Porting Disaster: The Game Gear port suffers from the camera being zoomed in on Sonic too much, but not having the levels compacted in order to compensate, leading to a lot of cheap deaths and leaps of faith required on behalf of the player.
Scrappy Mechanic: The infamous hang gliding sections from Sky High Zone, panned for the hang glider controls taking a great deal of time to get used to. Made even worse by the Captain Obvious pre-recorded advice given by the Sega Help Line (a phone number printed on the top of the game cartridge in some regions). The advice for Sky High Zone Act 1: "use the hang glider to fly across the gap". Thanks.

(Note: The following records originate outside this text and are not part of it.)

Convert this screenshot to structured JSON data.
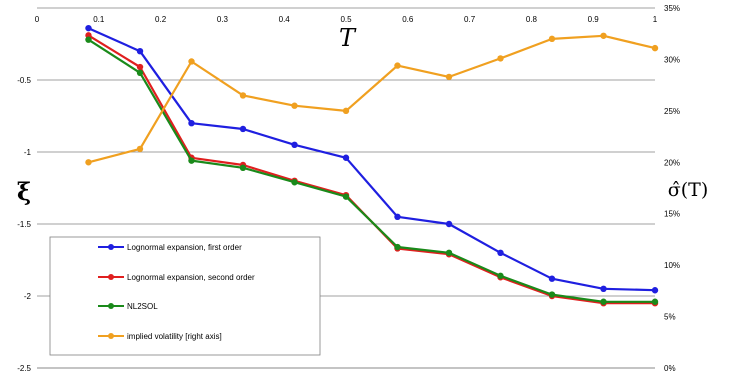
{
  "chart_data": {
    "type": "line",
    "x_label": "T",
    "y_left_label": "ξ",
    "y_right_label": "σ̂(T)",
    "x_range": [
      0,
      1
    ],
    "x_ticks": [
      "0",
      "0.1",
      "0.2",
      "0.3",
      "0.4",
      "0.5",
      "0.6",
      "0.7",
      "0.8",
      "0.9",
      "1"
    ],
    "y_left_range": [
      -2.5,
      0
    ],
    "y_left_ticks": [
      "-0.5",
      "-1",
      "-1.5",
      "-2",
      "-2.5"
    ],
    "y_right_range": [
      0,
      35
    ],
    "y_right_ticks": [
      "0%",
      "5%",
      "10%",
      "15%",
      "20%",
      "25%",
      "30%",
      "35%"
    ],
    "grid": "horizontal",
    "legend_position": "lower-left",
    "x": [
      0.0833,
      0.1667,
      0.25,
      0.3333,
      0.4167,
      0.5,
      0.5833,
      0.6667,
      0.75,
      0.8333,
      0.9167,
      1.0
    ],
    "series": [
      {
        "name": "Lognormal expansion, first order",
        "axis": "left",
        "color": "#1f1fe0",
        "values": [
          -0.14,
          -0.3,
          -0.8,
          -0.84,
          -0.95,
          -1.04,
          -1.45,
          -1.5,
          -1.7,
          -1.88,
          -1.95,
          -1.96
        ]
      },
      {
        "name": "Lognormal expansion, second order",
        "axis": "left",
        "color": "#e01f1f",
        "values": [
          -0.19,
          -0.41,
          -1.04,
          -1.09,
          -1.2,
          -1.3,
          -1.67,
          -1.71,
          -1.87,
          -2.0,
          -2.05,
          -2.05
        ]
      },
      {
        "name": "NL2SOL",
        "axis": "left",
        "color": "#1a8a1a",
        "values": [
          -0.22,
          -0.45,
          -1.06,
          -1.11,
          -1.21,
          -1.31,
          -1.66,
          -1.7,
          -1.86,
          -1.99,
          -2.04,
          -2.04
        ]
      },
      {
        "name": "implied volatility [right axis]",
        "axis": "right",
        "color": "#f0a020",
        "values": [
          20.0,
          21.3,
          29.8,
          26.5,
          25.5,
          25.0,
          29.4,
          28.3,
          30.1,
          32.0,
          32.3,
          31.1
        ]
      }
    ]
  }
}
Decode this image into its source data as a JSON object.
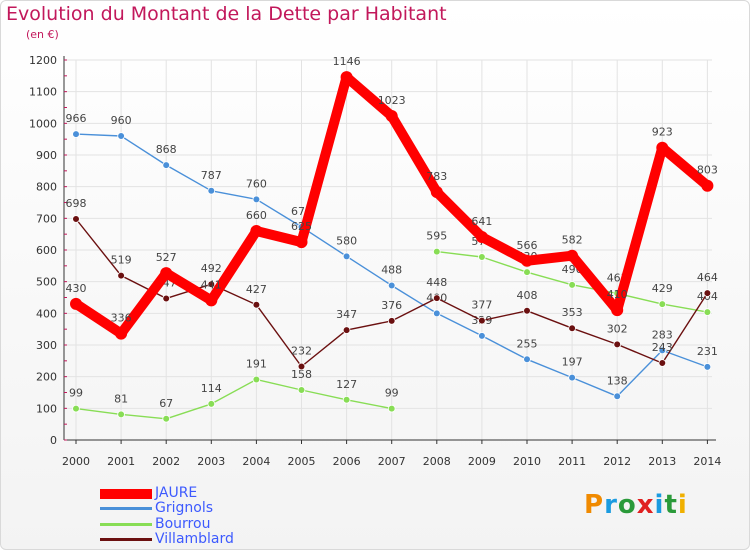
{
  "chart_data": {
    "type": "line",
    "title": "Evolution du Montant de la Dette par Habitant",
    "subtitle": "(en €)",
    "x": [
      "2000",
      "2001",
      "2002",
      "2003",
      "2004",
      "2005",
      "2006",
      "2007",
      "2008",
      "2009",
      "2010",
      "2011",
      "2012",
      "2013",
      "2014"
    ],
    "ylim": [
      0,
      1200
    ],
    "yticks": [
      0,
      100,
      200,
      300,
      400,
      500,
      600,
      700,
      800,
      900,
      1000,
      1100,
      1200
    ],
    "grid": true,
    "legend_placement": "bottom-left",
    "series": [
      {
        "name": "JAURE",
        "color": "#ff0000",
        "values": [
          430,
          336,
          527,
          441,
          660,
          625,
          1146,
          1023,
          783,
          641,
          566,
          582,
          410,
          923,
          803
        ],
        "labels": [
          "430",
          "336",
          "527",
          "441",
          "660",
          "625",
          "1146",
          "1023",
          "783",
          "641",
          "566",
          "582",
          "410",
          "923",
          "803"
        ]
      },
      {
        "name": "Grignols",
        "color": "#4a90d9",
        "values": [
          966,
          960,
          868,
          787,
          760,
          673,
          580,
          488,
          400,
          329,
          255,
          197,
          138,
          283,
          231
        ],
        "labels": [
          "966",
          "960",
          "868",
          "787",
          "760",
          "673",
          "580",
          "488",
          "400",
          "329",
          "255",
          "197",
          "138",
          "283",
          "231"
        ]
      },
      {
        "name": "Bourrou",
        "color": "#88dd55",
        "values": [
          99,
          81,
          67,
          114,
          191,
          158,
          127,
          99,
          595,
          578,
          530,
          490,
          463,
          429,
          404
        ],
        "labels": [
          "99",
          "81",
          "67",
          "114",
          "191",
          "158",
          "127",
          "99",
          "595",
          "578",
          "530",
          "490",
          "463",
          "429",
          "404"
        ]
      },
      {
        "name": "Villamblard",
        "color": "#6b1010",
        "values": [
          698,
          519,
          447,
          492,
          427,
          232,
          347,
          376,
          448,
          377,
          408,
          353,
          302,
          243,
          464
        ],
        "labels": [
          "698",
          "519",
          "447",
          "492",
          "427",
          "232",
          "347",
          "376",
          "448",
          "377",
          "408",
          "353",
          "302",
          "243",
          "464"
        ]
      }
    ]
  },
  "logo": {
    "text": "Proxiti",
    "colors": [
      "#f08a00",
      "#1a9be0",
      "#2a9a3a",
      "#e02020",
      "#1a9be0",
      "#2a9a3a",
      "#f0b000"
    ]
  }
}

That One Boss: The Mecha Antlion (specifically on the Game Gear). It's considered tougher due to the smaller resolution mentioned above, making it harder to avoid the bouncing balls (you're also on a 90 degree slope that leads to the boss, and falling into the actual boss on the right of the screen is also easy to do). And it's the first boss in the game.* Making matters worse, some bombs fall low and others bounce high, whereas in the Master System version they all bounce low and are easily jumped over. Oh, by the way, after throwing the last bomb, Eggman does a fast ground-sweep charge along the ground that you barely have any time to jump over, plus it's possible for a bouncing bomb to still be coming down the slope when Eggman comes down. Every boss afterward is, for the most part, a pushover, though you don't get rings for any of them.

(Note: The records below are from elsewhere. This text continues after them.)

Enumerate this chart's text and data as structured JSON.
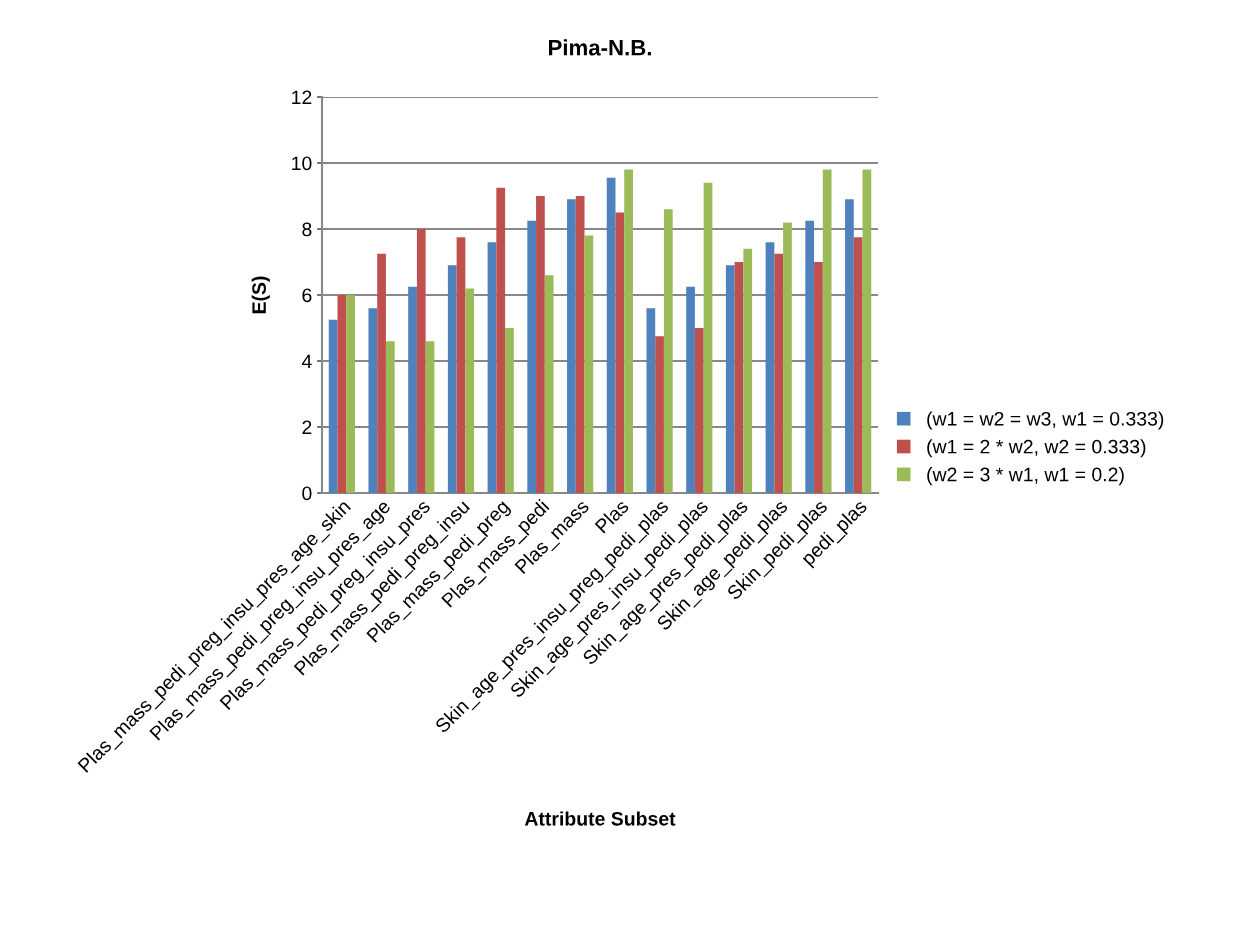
{
  "chart_data": {
    "type": "bar",
    "title": "Pima-N.B.",
    "xlabel": "Attribute Subset",
    "ylabel": "E(S)",
    "categories": [
      "Plas_mass_pedi_preg_insu_pres_age_skin",
      "Plas_mass_pedi_preg_insu_pres_age",
      "Plas_mass_pedi_preg_insu_pres",
      "Plas_mass_pedi_preg_insu",
      "Plas_mass_pedi_preg",
      "Plas_mass_pedi",
      "Plas_mass",
      "Plas",
      "Skin_age_pres_insu_preg_pedi_plas",
      "Skin_age_pres_insu_pedi_plas",
      "Skin_age_pres_pedi_plas",
      "Skin_age_pedi_plas",
      "Skin_pedi_plas",
      "pedi_plas"
    ],
    "series": [
      {
        "name": "(w1 = w2 = w3, w1 = 0.333)",
        "color": "#4f81bd",
        "values": [
          5.25,
          5.6,
          6.25,
          6.9,
          7.6,
          8.25,
          8.9,
          9.55,
          5.6,
          6.25,
          6.9,
          7.6,
          8.25,
          8.9
        ]
      },
      {
        "name": "(w1 = 2 * w2, w2 = 0.333)",
        "color": "#c0504d",
        "values": [
          6,
          7.25,
          8,
          7.75,
          9.25,
          9,
          9,
          8.5,
          4.75,
          5,
          7,
          7.25,
          7,
          7.75
        ]
      },
      {
        "name": "(w2 = 3 * w1, w1 = 0.2)",
        "color": "#9bbb59",
        "values": [
          6,
          4.6,
          4.6,
          6.2,
          5,
          6.6,
          7.8,
          9.8,
          8.6,
          9.4,
          7.4,
          8.2,
          9.8,
          9.8
        ]
      }
    ],
    "ylim": [
      0,
      12
    ],
    "yticks": [
      0,
      2,
      4,
      6,
      8,
      10,
      12
    ],
    "grid": "y",
    "legend": "right"
  }
}
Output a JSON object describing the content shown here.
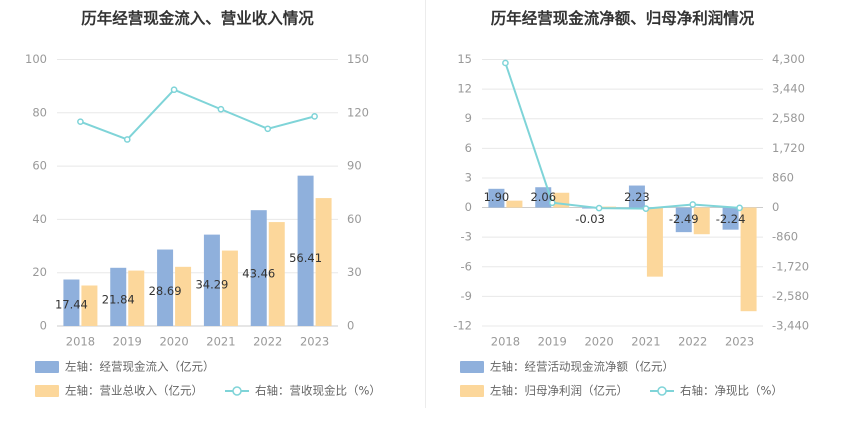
{
  "colors": {
    "bar_blue": "#8fb0dc",
    "bar_yellow": "#fcd79b",
    "line_teal": "#7fd4d8",
    "grid": "#e8e8e8",
    "axis": "#cccccc"
  },
  "chart_data": [
    {
      "type": "bar",
      "title": "历年经营现金流入、营业收入情况",
      "categories": [
        "2018",
        "2019",
        "2020",
        "2021",
        "2022",
        "2023"
      ],
      "y_left": {
        "ticks": [
          "0",
          "20",
          "40",
          "60",
          "80",
          "100"
        ],
        "lim": [
          0,
          100
        ]
      },
      "y_right": {
        "ticks": [
          "0",
          "30",
          "60",
          "90",
          "120",
          "150"
        ],
        "lim": [
          0,
          150
        ]
      },
      "grid": true,
      "legend_position": "bottom-left",
      "series": [
        {
          "name": "左轴：经营现金流入（亿元）",
          "type": "bar",
          "axis": "left",
          "color": "#8fb0dc",
          "values": [
            17.44,
            21.84,
            28.69,
            34.29,
            43.46,
            56.41
          ],
          "labels": [
            "17.44",
            "21.84",
            "28.69",
            "34.29",
            "43.46",
            "56.41"
          ]
        },
        {
          "name": "左轴：营业总收入（亿元）",
          "type": "bar",
          "axis": "left",
          "color": "#fcd79b",
          "values": [
            15.2,
            20.8,
            22.2,
            28.3,
            39.0,
            48.0
          ]
        },
        {
          "name": "右轴：营收现金比（%）",
          "type": "line",
          "axis": "right",
          "color": "#7fd4d8",
          "values": [
            115,
            105,
            133,
            122,
            111,
            118
          ]
        }
      ]
    },
    {
      "type": "bar",
      "title": "历年经营现金流净额、归母净利润情况",
      "categories": [
        "2018",
        "2019",
        "2020",
        "2021",
        "2022",
        "2023"
      ],
      "y_left": {
        "ticks": [
          "-12",
          "-9",
          "-6",
          "-3",
          "0",
          "3",
          "6",
          "9",
          "12",
          "15"
        ],
        "lim": [
          -12,
          15
        ]
      },
      "y_right": {
        "ticks": [
          "-3,440",
          "-2,580",
          "-1,720",
          "-860",
          "0",
          "860",
          "1,720",
          "2,580",
          "3,440",
          "4,300"
        ],
        "lim": [
          -3440,
          4300
        ]
      },
      "grid": true,
      "legend_position": "bottom-left",
      "series": [
        {
          "name": "左轴：经营活动现金流净额（亿元）",
          "type": "bar",
          "axis": "left",
          "color": "#8fb0dc",
          "values": [
            1.9,
            2.06,
            -0.03,
            2.23,
            -2.49,
            -2.24
          ],
          "labels": [
            "1.90",
            "2.06",
            "-0.03",
            "2.23",
            "-2.49",
            "-2.24"
          ]
        },
        {
          "name": "左轴：归母净利润（亿元）",
          "type": "bar",
          "axis": "left",
          "color": "#fcd79b",
          "values": [
            0.7,
            1.5,
            0.1,
            -7.0,
            -2.7,
            -10.5
          ]
        },
        {
          "name": "右轴：净现比（%）",
          "type": "line",
          "axis": "right",
          "color": "#7fd4d8",
          "values": [
            4200,
            140,
            -15,
            -30,
            90,
            -10
          ]
        }
      ]
    }
  ]
}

Aqua Lake Zone Act 2. For starters, it's completely underwater, and any Sonic fan would know what underwater means in this context: drowning. To make matters worse, it has patches of fake walls in rather nasty spots that you can accidentally fall in, and at least four big bubble dispensers you climb into to float upwards. The worst of these is near the end, which can fortunately be avoided by going through a fake wall, but if your speed is not maintained, you fall down and have to do that horrible "dodge the spikes + enemies hoping your bubble doesn't pop" section.* While you can jump right through the fake wall to get to the exit, you must take the pipe under it to be able to reach the zone's Chaos Emerald, which is required to reach the final level, and being unable to go back up the pipe after the Emerald will force you to deal with the final shaft with the spikes, spears and Badniks. Doesn't help that it's an enormous level compared to most of the others.

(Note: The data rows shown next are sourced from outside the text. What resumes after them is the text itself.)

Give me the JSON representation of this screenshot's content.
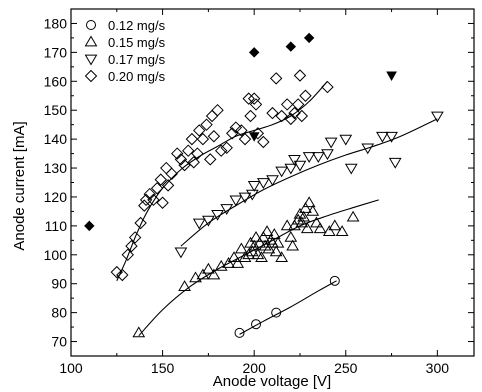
{
  "chart_data": {
    "type": "scatter",
    "xlabel": "Anode voltage [V]",
    "ylabel": "Anode current [mA]",
    "xlim": [
      100,
      320
    ],
    "ylim": [
      65,
      185
    ],
    "xticks": [
      100,
      150,
      200,
      250,
      300
    ],
    "yticks": [
      70,
      80,
      90,
      100,
      110,
      120,
      130,
      140,
      150,
      160,
      170,
      180
    ],
    "grid": false,
    "legend_position": "top-left",
    "series": [
      {
        "name": "0.12 mg/s",
        "marker": "circle",
        "points": [
          [
            192,
            73
          ],
          [
            201,
            76
          ],
          [
            212,
            80
          ],
          [
            244,
            91
          ]
        ],
        "fit": [
          [
            192,
            72.5
          ],
          [
            205,
            77
          ],
          [
            220,
            82
          ],
          [
            235,
            87.5
          ],
          [
            245,
            91
          ]
        ]
      },
      {
        "name": "0.15 mg/s",
        "marker": "triangle-up",
        "points": [
          [
            137,
            73
          ],
          [
            162,
            89
          ],
          [
            168,
            92
          ],
          [
            172,
            93
          ],
          [
            175,
            95
          ],
          [
            178,
            93
          ],
          [
            182,
            96
          ],
          [
            186,
            97
          ],
          [
            189,
            99
          ],
          [
            191,
            97
          ],
          [
            193,
            102
          ],
          [
            195,
            99
          ],
          [
            197,
            100
          ],
          [
            198,
            104
          ],
          [
            199,
            101
          ],
          [
            200,
            103
          ],
          [
            201,
            106
          ],
          [
            202,
            100
          ],
          [
            203,
            104
          ],
          [
            204,
            99
          ],
          [
            205,
            106
          ],
          [
            206,
            103
          ],
          [
            207,
            108
          ],
          [
            208,
            102
          ],
          [
            209,
            105
          ],
          [
            210,
            104
          ],
          [
            211,
            107
          ],
          [
            212,
            101
          ],
          [
            213,
            104
          ],
          [
            215,
            99
          ],
          [
            218,
            110
          ],
          [
            220,
            106
          ],
          [
            221,
            103
          ],
          [
            222,
            110
          ],
          [
            224,
            112
          ],
          [
            225,
            114
          ],
          [
            226,
            111
          ],
          [
            227,
            113
          ],
          [
            228,
            116
          ],
          [
            229,
            109
          ],
          [
            230,
            118
          ],
          [
            232,
            115
          ],
          [
            234,
            111
          ],
          [
            236,
            109
          ],
          [
            241,
            108
          ],
          [
            244,
            110
          ],
          [
            248,
            108
          ],
          [
            254,
            113
          ]
        ],
        "fit": [
          [
            137,
            72
          ],
          [
            150,
            81
          ],
          [
            165,
            89
          ],
          [
            180,
            95
          ],
          [
            195,
            100
          ],
          [
            210,
            105
          ],
          [
            225,
            110
          ],
          [
            240,
            113.5
          ],
          [
            255,
            116.5
          ],
          [
            268,
            119
          ]
        ]
      },
      {
        "name": "0.17 mg/s",
        "marker": "triangle-down",
        "points": [
          [
            160,
            101
          ],
          [
            170,
            111
          ],
          [
            175,
            112
          ],
          [
            180,
            114
          ],
          [
            185,
            116
          ],
          [
            190,
            119
          ],
          [
            195,
            120
          ],
          [
            199,
            121
          ],
          [
            200,
            124
          ],
          [
            205,
            125
          ],
          [
            210,
            126
          ],
          [
            215,
            129
          ],
          [
            220,
            130
          ],
          [
            222,
            133
          ],
          [
            225,
            131
          ],
          [
            230,
            134
          ],
          [
            235,
            134
          ],
          [
            240,
            135
          ],
          [
            242,
            139
          ],
          [
            250,
            140
          ],
          [
            253,
            130
          ],
          [
            262,
            137
          ],
          [
            270,
            141
          ],
          [
            275,
            141
          ],
          [
            277,
            132
          ],
          [
            300,
            148
          ]
        ],
        "fit": [
          [
            160,
            103
          ],
          [
            175,
            111
          ],
          [
            190,
            117
          ],
          [
            205,
            122.5
          ],
          [
            220,
            127
          ],
          [
            235,
            131
          ],
          [
            250,
            134.5
          ],
          [
            265,
            137.5
          ],
          [
            280,
            141
          ],
          [
            300,
            147
          ]
        ]
      },
      {
        "name": "0.20 mg/s",
        "marker": "diamond",
        "points": [
          [
            125,
            94
          ],
          [
            128,
            93
          ],
          [
            131,
            100
          ],
          [
            133,
            103
          ],
          [
            135,
            106
          ],
          [
            138,
            111
          ],
          [
            140,
            117
          ],
          [
            141,
            119
          ],
          [
            143,
            121
          ],
          [
            145,
            119
          ],
          [
            147,
            123
          ],
          [
            149,
            126
          ],
          [
            150,
            118
          ],
          [
            152,
            130
          ],
          [
            153,
            124
          ],
          [
            155,
            128
          ],
          [
            158,
            135
          ],
          [
            160,
            133
          ],
          [
            162,
            131
          ],
          [
            164,
            136
          ],
          [
            166,
            140
          ],
          [
            167,
            132
          ],
          [
            169,
            135
          ],
          [
            170,
            143
          ],
          [
            172,
            140
          ],
          [
            174,
            145
          ],
          [
            176,
            133
          ],
          [
            177,
            148
          ],
          [
            178,
            141
          ],
          [
            180,
            150
          ],
          [
            182,
            136
          ],
          [
            185,
            137
          ],
          [
            188,
            142
          ],
          [
            190,
            144
          ],
          [
            193,
            143
          ],
          [
            195,
            140
          ],
          [
            197,
            154
          ],
          [
            198,
            148
          ],
          [
            200,
            154
          ],
          [
            201,
            152
          ],
          [
            202,
            142
          ],
          [
            205,
            139
          ],
          [
            210,
            149
          ],
          [
            212,
            161
          ],
          [
            215,
            148
          ],
          [
            218,
            152
          ],
          [
            220,
            147
          ],
          [
            222,
            149
          ],
          [
            224,
            152
          ],
          [
            225,
            162
          ],
          [
            226,
            148
          ],
          [
            228,
            155
          ],
          [
            240,
            158
          ]
        ],
        "fit": [
          [
            125,
            91
          ],
          [
            130,
            98
          ],
          [
            135,
            106
          ],
          [
            140,
            113
          ],
          [
            145,
            118.5
          ],
          [
            150,
            123
          ],
          [
            160,
            129.5
          ],
          [
            170,
            134
          ],
          [
            180,
            137.5
          ],
          [
            190,
            141
          ],
          [
            200,
            143
          ],
          [
            210,
            145
          ],
          [
            220,
            148
          ],
          [
            230,
            153
          ],
          [
            240,
            160
          ]
        ]
      },
      {
        "name": "",
        "marker": "diamond-filled",
        "points": [
          [
            110,
            110
          ],
          [
            200,
            170
          ],
          [
            220,
            172
          ],
          [
            230,
            175
          ]
        ]
      },
      {
        "name": "",
        "marker": "triangle-down-filled",
        "points": [
          [
            200,
            141
          ],
          [
            275,
            162
          ]
        ]
      }
    ]
  }
}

The third act of Green Hills, in comparison to the rest of the zone; it's a poster example of Platform Hell with hills, springs, and spikes, with the final approach to the boss being completely unforgiving in its timing. And no checkpoints means you have to do this again if the boss kills you.
Scrambled Egg Zone, thanks to the very elaborate and very confusing transportation pipe system, full of Trial-and-Error Gameplay as one wrong move can mean inescapable spike pits. There's only one pipe maze with spikes that you CAN climb out of near the end of Act 1, but Act 2 has several spike pipe puzzles, and the last one requires timing with no room for error, or it's a spike pit that is effectively a bottomless pit for Sonic.
What an Idiot: Just before Underground Zone's boss, Sonic is sent careening right for a pool of lava... and Eggman saves him from this most-definitely-fatal situation just so Sonic can fight the boss instead. Presumably Eggman had an The Only One Allowed to Defeat You mindset at the time.